Tarif pajak diterapkan atas penghasilan kena pajak bagi wajib pajak badan
dalam negri dan bentuk usaha tetap adalah sebesar 28%. Tarif pajak bagi
wajib pajak badan dalam negri dan bentuk usaha tetap, mulai berlakku sejak
tahun pajak 2010, diturunkan menjadi 25%.
Wajib pajak badan dalam negri yang berbentuk perseroan terbuka yang paling
sedikit 40% dari jumlah keseluruhan saham yang disektor diperdagangkan di
bursa efek di Indonesia dan memenuhi persyaratan tertentu lainnya dapat
memperoleh tarif sebesar 5% lebih rendah daripada tarif yang berlaku.
Wajib pajak badan dalam negri dengan peredaran bruto sampai dengan Rp
50.000.000.000,00 mendapat fasilitas berupa pengurangan tarif sebesar 50%
yang dikenakan atas penghasilan kena pajak bagian peredaran bruto sampai
dengan Rp 4.800.000.000,00.

Ada berbagai jenis tarif pajak dan setiap jenis pajak pun memiliki nilai tarif
pajak yang berbeda-beda. Dasar pengenaan pajak merupakan nilai dalam bentuk
uang yang dijadikan dasar untuk menghitung pajak terutang.

Secara struktural, tarif pajak dibagi menjadi 4 jenis, antara lain:


1. Tarif Progresif (a progressive tax rate).
Tarif pajak progresif merupakan tarif pungutan pajak yang mana
persentase akan naik sebanding dengan dasar pengenaan pajaknya. Di
Indonesia itu sendiri, tarif pajak progresif ini diterapkan untuk pajak
penghasilan (PPh) wajib pajak orang pribadi
2. Tarif Degresif (a degressive tax rate).
Tarif degresif ini kebalikan dari tarif progresif.

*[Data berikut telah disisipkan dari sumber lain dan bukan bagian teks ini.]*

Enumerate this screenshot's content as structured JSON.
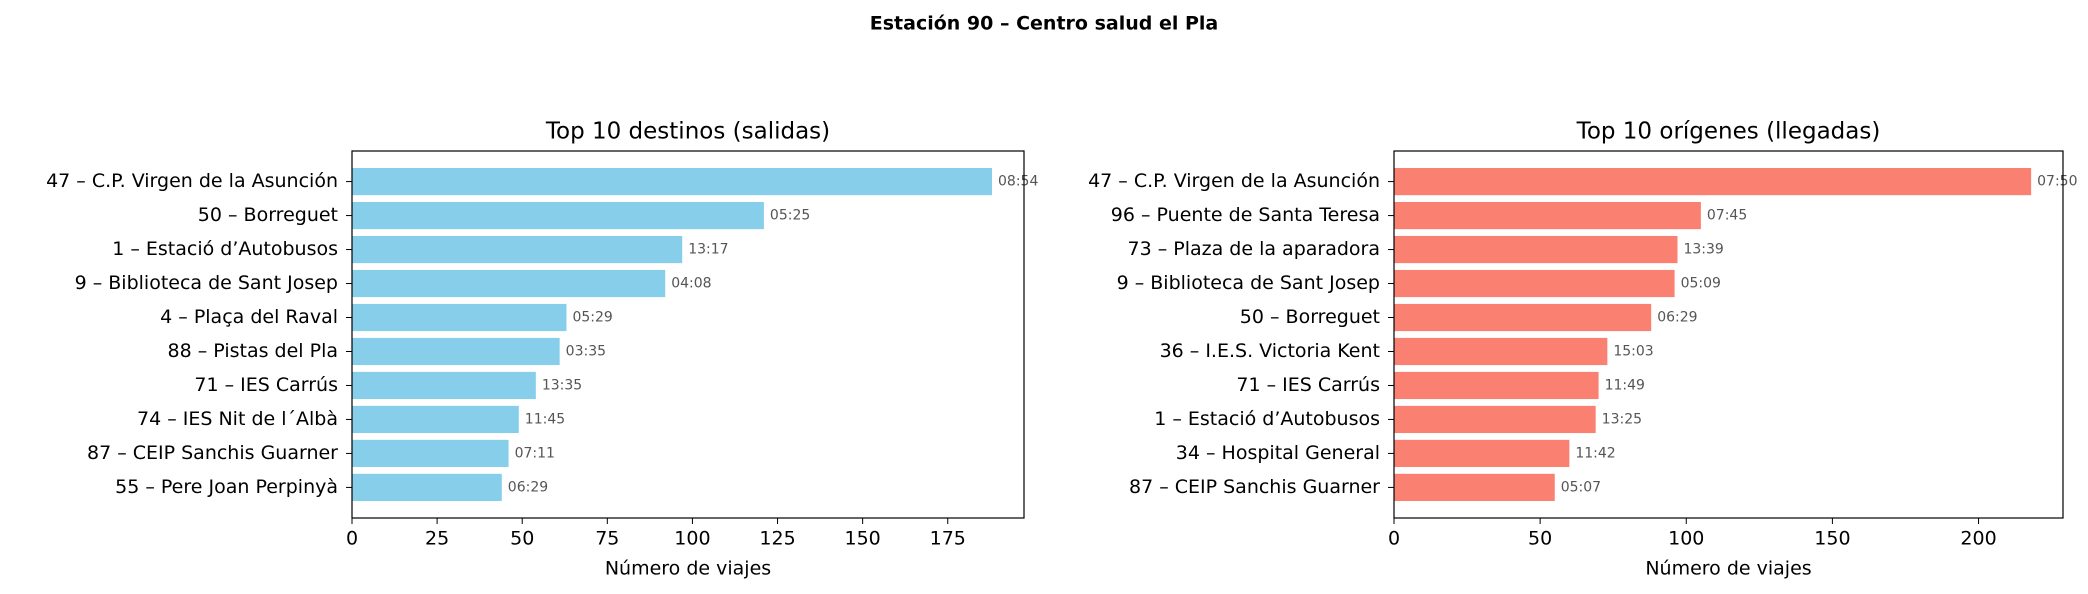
{
  "title": "Estación 90 – Centro salud el Pla",
  "chart_data": [
    {
      "type": "barh",
      "title": "Top 10 destinos (salidas)",
      "x_label": "Número de viajes",
      "color": "#87ceeb",
      "categories": [
        "47 – C.P. Virgen de la Asunción",
        "50 – Borreguet",
        "1 – Estació d’Autobusos",
        "9 – Biblioteca de Sant Josep",
        "4 – Plaça del Raval",
        "88 – Pistas del Pla",
        "71 – IES Carrús",
        "74 – IES Nit de l´Albà",
        "87 – CEIP Sanchis Guarner",
        "55 – Pere Joan Perpinyà"
      ],
      "values": [
        188,
        121,
        97,
        92,
        63,
        61,
        54,
        49,
        46,
        44
      ],
      "bar_labels": [
        "08:54",
        "05:25",
        "13:17",
        "04:08",
        "05:29",
        "03:35",
        "13:35",
        "11:45",
        "07:11",
        "06:29"
      ],
      "xlim": [
        0,
        197.4
      ],
      "xticks": [
        0,
        25,
        50,
        75,
        100,
        125,
        150,
        175
      ]
    },
    {
      "type": "barh",
      "title": "Top 10 orígenes (llegadas)",
      "x_label": "Número de viajes",
      "color": "#fa8072",
      "categories": [
        "47 – C.P. Virgen de la Asunción",
        "96 – Puente de Santa Teresa",
        "73 – Plaza de la aparadora",
        "9 – Biblioteca de Sant Josep",
        "50 – Borreguet",
        "36 – I.E.S. Victoria Kent",
        "71 – IES Carrús",
        "1 – Estació d’Autobusos",
        "34 – Hospital General",
        "87 – CEIP Sanchis Guarner"
      ],
      "values": [
        218,
        105,
        97,
        96,
        88,
        73,
        70,
        69,
        60,
        55
      ],
      "bar_labels": [
        "07:50",
        "07:45",
        "13:39",
        "05:09",
        "06:29",
        "15:03",
        "11:49",
        "13:25",
        "11:42",
        "05:07"
      ],
      "xlim": [
        0,
        228.9
      ],
      "xticks": [
        0,
        50,
        100,
        150,
        200
      ]
    }
  ]
}
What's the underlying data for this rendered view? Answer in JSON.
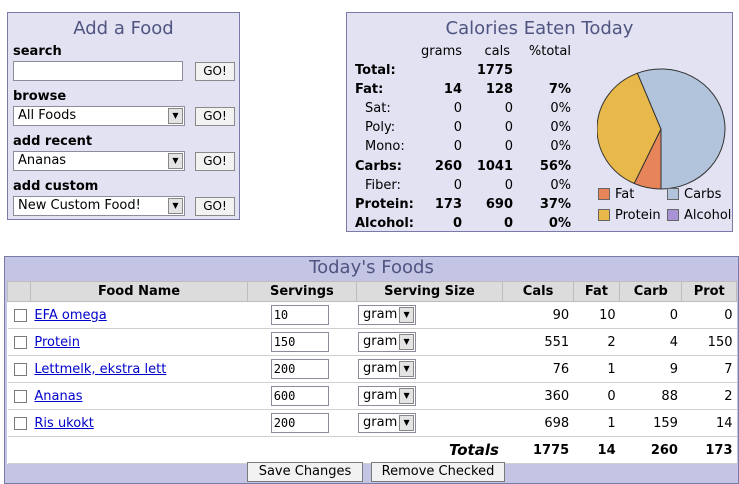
{
  "add_food": {
    "title": "Add a Food",
    "search_label": "search",
    "search_value": "",
    "browse_label": "browse",
    "browse_value": "All Foods",
    "recent_label": "add recent",
    "recent_value": "Ananas",
    "custom_label": "add custom",
    "custom_value": "New Custom Food!",
    "go_label": "GO!"
  },
  "calories": {
    "title": "Calories Eaten Today",
    "headers": [
      "grams",
      "cals",
      "%total"
    ],
    "rows": [
      {
        "label": "Total:",
        "grams": "",
        "cals": "1775",
        "pct": "",
        "bold": true
      },
      {
        "label": "Fat:",
        "grams": "14",
        "cals": "128",
        "pct": "7%",
        "bold": true
      },
      {
        "label": "Sat:",
        "grams": "0",
        "cals": "0",
        "pct": "0%",
        "bold": false
      },
      {
        "label": "Poly:",
        "grams": "0",
        "cals": "0",
        "pct": "0%",
        "bold": false
      },
      {
        "label": "Mono:",
        "grams": "0",
        "cals": "0",
        "pct": "0%",
        "bold": false
      },
      {
        "label": "Carbs:",
        "grams": "260",
        "cals": "1041",
        "pct": "56%",
        "bold": true
      },
      {
        "label": "Fiber:",
        "grams": "0",
        "cals": "0",
        "pct": "0%",
        "bold": false
      },
      {
        "label": "Protein:",
        "grams": "173",
        "cals": "690",
        "pct": "37%",
        "bold": true
      },
      {
        "label": "Alcohol:",
        "grams": "0",
        "cals": "0",
        "pct": "0%",
        "bold": true
      }
    ],
    "legend": {
      "fat": "Fat",
      "carbs": "Carbs",
      "protein": "Protein",
      "alcohol": "Alcohol"
    },
    "colors": {
      "fat": "#e8845a",
      "carbs": "#b2c4dc",
      "protein": "#e8b84a",
      "alcohol": "#a894d4"
    },
    "pie_values": {
      "fat": 128,
      "carbs": 1041,
      "protein": 690,
      "alcohol": 0
    }
  },
  "foods": {
    "title": "Today's Foods",
    "columns": [
      "Food Name",
      "Servings",
      "Serving Size",
      "Cals",
      "Fat",
      "Carb",
      "Prot"
    ],
    "items": [
      {
        "name": "EFA omega",
        "servings": "10",
        "size": "gram",
        "cals": "90",
        "fat": "10",
        "carb": "0",
        "prot": "0"
      },
      {
        "name": "Protein",
        "servings": "150",
        "size": "gram",
        "cals": "551",
        "fat": "2",
        "carb": "4",
        "prot": "150"
      },
      {
        "name": "Lettmelk, ekstra lett",
        "servings": "200",
        "size": "gram",
        "cals": "76",
        "fat": "1",
        "carb": "9",
        "prot": "7"
      },
      {
        "name": "Ananas",
        "servings": "600",
        "size": "gram",
        "cals": "360",
        "fat": "0",
        "carb": "88",
        "prot": "2"
      },
      {
        "name": "Ris ukokt",
        "servings": "200",
        "size": "gram",
        "cals": "698",
        "fat": "1",
        "carb": "159",
        "prot": "14"
      }
    ],
    "totals": {
      "label": "Totals",
      "cals": "1775",
      "fat": "14",
      "carb": "260",
      "prot": "173"
    },
    "save_label": "Save Changes",
    "remove_label": "Remove Checked"
  }
}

Artinya, tarif pajak ini
merupakan tarif pajak yang persentasenya akan lebih kecil dari jumlah yang
dijadikan dasar pengenaan pajak tinggi. Atau, persentase tarif pajak akan
semakin rendah ketika dasar pengenaan pajaknya semakin meningkat.
Jadi, jika persentasenya semakin kecil, jumlah pajak terutang tidak ikut
mengecil. Melainkan bisa jadi lebih besar karena jumlah yang dijadikan dasar
pengenaan pajaknya semakin besar.
3. Tarif Proporsional (a proportional tax rate).

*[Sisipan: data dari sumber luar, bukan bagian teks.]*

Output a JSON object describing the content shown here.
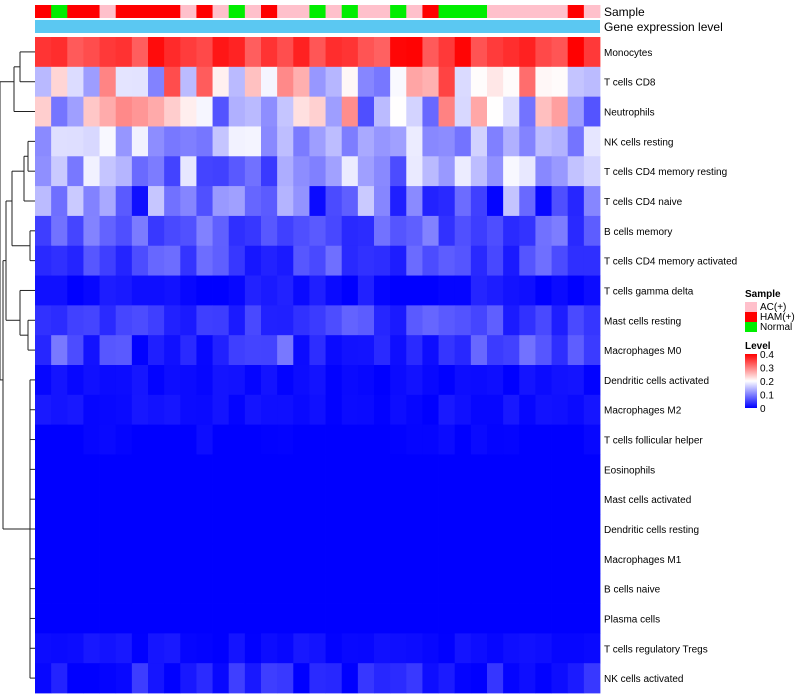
{
  "chart_data": {
    "type": "heatmap",
    "title": "",
    "annotation_labels": {
      "sample": "Sample",
      "level": "Gene expression level"
    },
    "legend": {
      "sample_title": "Sample",
      "sample_entries": [
        {
          "name": "AC(+)",
          "color": "#ffc0cb"
        },
        {
          "name": "HAM(+)",
          "color": "#ff0000"
        },
        {
          "name": "Normal",
          "color": "#00ee00"
        }
      ],
      "level_title": "Level",
      "level_ticks": [
        "0.4",
        "0.3",
        "0.2",
        "0.1",
        "0"
      ],
      "scale": {
        "min": 0,
        "mid": 0.2,
        "max": 0.4,
        "low_color": "#0000ff",
        "mid_color": "#ffffff",
        "high_color": "#ff0000"
      }
    },
    "samples": [
      "HAM(+)",
      "Normal",
      "HAM(+)",
      "HAM(+)",
      "AC(+)",
      "HAM(+)",
      "HAM(+)",
      "HAM(+)",
      "HAM(+)",
      "AC(+)",
      "HAM(+)",
      "AC(+)",
      "Normal",
      "AC(+)",
      "HAM(+)",
      "AC(+)",
      "AC(+)",
      "Normal",
      "AC(+)",
      "Normal",
      "AC(+)",
      "AC(+)",
      "Normal",
      "AC(+)",
      "HAM(+)",
      "Normal",
      "Normal",
      "Normal",
      "AC(+)",
      "AC(+)",
      "AC(+)",
      "AC(+)",
      "AC(+)",
      "HAM(+)",
      "AC(+)"
    ],
    "rows": [
      {
        "name": "Monocytes",
        "base": 0.36,
        "spread": 0.04
      },
      {
        "name": "T cells CD8",
        "base": 0.22,
        "spread": 0.14
      },
      {
        "name": "Neutrophils",
        "base": 0.18,
        "spread": 0.12
      },
      {
        "name": "NK cells resting",
        "base": 0.15,
        "spread": 0.06
      },
      {
        "name": "T cells CD4 memory resting",
        "base": 0.12,
        "spread": 0.08
      },
      {
        "name": "T cells CD4 naive",
        "base": 0.08,
        "spread": 0.08
      },
      {
        "name": "B cells memory",
        "base": 0.07,
        "spread": 0.04
      },
      {
        "name": "T cells CD4 memory activated",
        "base": 0.05,
        "spread": 0.04
      },
      {
        "name": "T cells gamma delta",
        "base": 0.01,
        "spread": 0.02
      },
      {
        "name": "Mast cells resting",
        "base": 0.05,
        "spread": 0.03
      },
      {
        "name": "Macrophages M0",
        "base": 0.05,
        "spread": 0.05
      },
      {
        "name": "Dendritic cells activated",
        "base": 0.01,
        "spread": 0.01
      },
      {
        "name": "Macrophages M2",
        "base": 0.01,
        "spread": 0.01
      },
      {
        "name": "T cells follicular helper",
        "base": 0.0,
        "spread": 0.01
      },
      {
        "name": "Eosinophils",
        "base": 0.0,
        "spread": 0.0
      },
      {
        "name": "Mast cells activated",
        "base": 0.0,
        "spread": 0.0
      },
      {
        "name": "Dendritic cells resting",
        "base": 0.0,
        "spread": 0.0
      },
      {
        "name": "Macrophages M1",
        "base": 0.0,
        "spread": 0.0
      },
      {
        "name": "B cells naive",
        "base": 0.0,
        "spread": 0.0
      },
      {
        "name": "Plasma cells",
        "base": 0.0,
        "spread": 0.0
      },
      {
        "name": "T cells regulatory  Tregs",
        "base": 0.01,
        "spread": 0.01
      },
      {
        "name": "NK cells activated",
        "base": 0.02,
        "spread": 0.03
      }
    ]
  }
}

Tarif proporsional merupakan tarif yang persentasenya tetap meski terjadi
perubahan terhadap dasar pengenaan pajak. Jadi, seberapa pun jumlah objek
pajak, persentasenya akan tetap.
4. Tarif Tetap/regresif (a fixed tax rate).
Tarif tetap atau tarif pajak regresif adalah tarif pajak yang nominalnya
tetap tanpa memerhatikan jumlah yang dijadikan dasar pengenaan pajaknya.
Tarif tetap juga dapat diartikan sebagai tarif pajak yang akan selalu tetap
sesuai dengan peraturan yang telah diberlakukan.